A friend said to me, while I was writing the book, “It must be very therapeutic for you,” and I privately bristled at this. I was writing a novel, a work of fiction for publication, and I wasn’t doing it for therapeutic purposes. I was not working through my grief/anger/loss issues about going blind through this book. And yet…I kinda was. I did find it incredibly freeing to finally be able to express my feelings about living with failing vision. As I struggled in real life to work out logistics that most people take for granted–getting a ride to work, finding a restroom, managing crowded sidewalks–I loved getting back to my laptop so I could give Ellie (jeez, poor Ellie!) the same experience and let her be as pissed off and frustrated as I was. I had a buddy.

In the book I’m writing now, there are no characters with physical disabilities. I still feel funny when one of them just gets in a car and drives, or navigates a busy museum. I envy people who can walk freely through life with all the visual information they need, so they don’t fall over or bump into stuff. But I’m finding that there’s something satisfying in writing characters who have that ability. I can walk freely with them.

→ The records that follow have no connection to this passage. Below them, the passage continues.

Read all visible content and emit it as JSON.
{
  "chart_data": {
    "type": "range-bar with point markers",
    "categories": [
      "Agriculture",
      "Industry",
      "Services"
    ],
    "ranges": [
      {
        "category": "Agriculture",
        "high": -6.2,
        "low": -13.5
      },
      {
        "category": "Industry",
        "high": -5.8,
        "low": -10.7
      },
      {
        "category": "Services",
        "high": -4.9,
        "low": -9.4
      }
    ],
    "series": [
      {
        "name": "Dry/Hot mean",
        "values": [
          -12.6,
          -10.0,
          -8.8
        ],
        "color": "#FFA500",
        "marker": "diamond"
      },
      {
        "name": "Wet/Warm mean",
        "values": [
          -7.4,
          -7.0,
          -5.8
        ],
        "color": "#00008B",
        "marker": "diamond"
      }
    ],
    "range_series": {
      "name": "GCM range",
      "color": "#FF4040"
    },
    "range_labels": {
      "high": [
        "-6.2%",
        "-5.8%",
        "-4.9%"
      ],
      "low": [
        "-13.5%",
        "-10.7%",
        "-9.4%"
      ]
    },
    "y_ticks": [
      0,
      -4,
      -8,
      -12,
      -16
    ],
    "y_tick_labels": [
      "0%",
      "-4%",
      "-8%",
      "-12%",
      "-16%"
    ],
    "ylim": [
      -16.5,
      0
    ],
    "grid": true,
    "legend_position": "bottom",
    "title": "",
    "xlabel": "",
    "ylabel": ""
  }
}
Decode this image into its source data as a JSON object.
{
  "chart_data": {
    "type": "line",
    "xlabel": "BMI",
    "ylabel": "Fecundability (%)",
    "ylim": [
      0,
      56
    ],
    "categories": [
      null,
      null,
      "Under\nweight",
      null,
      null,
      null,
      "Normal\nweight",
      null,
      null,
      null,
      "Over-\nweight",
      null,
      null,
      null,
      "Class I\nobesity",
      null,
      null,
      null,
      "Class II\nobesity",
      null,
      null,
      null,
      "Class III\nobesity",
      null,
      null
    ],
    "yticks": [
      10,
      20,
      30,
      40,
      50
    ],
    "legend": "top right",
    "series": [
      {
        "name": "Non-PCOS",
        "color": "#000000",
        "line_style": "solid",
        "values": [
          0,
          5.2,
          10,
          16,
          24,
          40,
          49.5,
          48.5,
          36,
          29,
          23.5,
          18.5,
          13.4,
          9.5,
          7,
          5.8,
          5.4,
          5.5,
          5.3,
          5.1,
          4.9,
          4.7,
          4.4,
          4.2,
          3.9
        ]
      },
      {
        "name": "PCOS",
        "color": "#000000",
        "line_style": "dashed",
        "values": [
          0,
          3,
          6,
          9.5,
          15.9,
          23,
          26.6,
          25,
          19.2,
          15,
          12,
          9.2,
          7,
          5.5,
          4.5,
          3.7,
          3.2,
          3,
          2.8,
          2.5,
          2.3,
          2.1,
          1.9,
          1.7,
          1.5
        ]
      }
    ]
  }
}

Someday, I’m going to write a book about the thing that really frightens me about going blind, beyond the inconvenience and marginalization: having to live in darkness. That scares the s**t out of me. Perhaps that book will be “therapeutic” for me.

But for now, I’m content with my girl Ellie, and proud to have in print our mutual struggles and triumphs as we navigate our truncated world with as much grace as we can muster.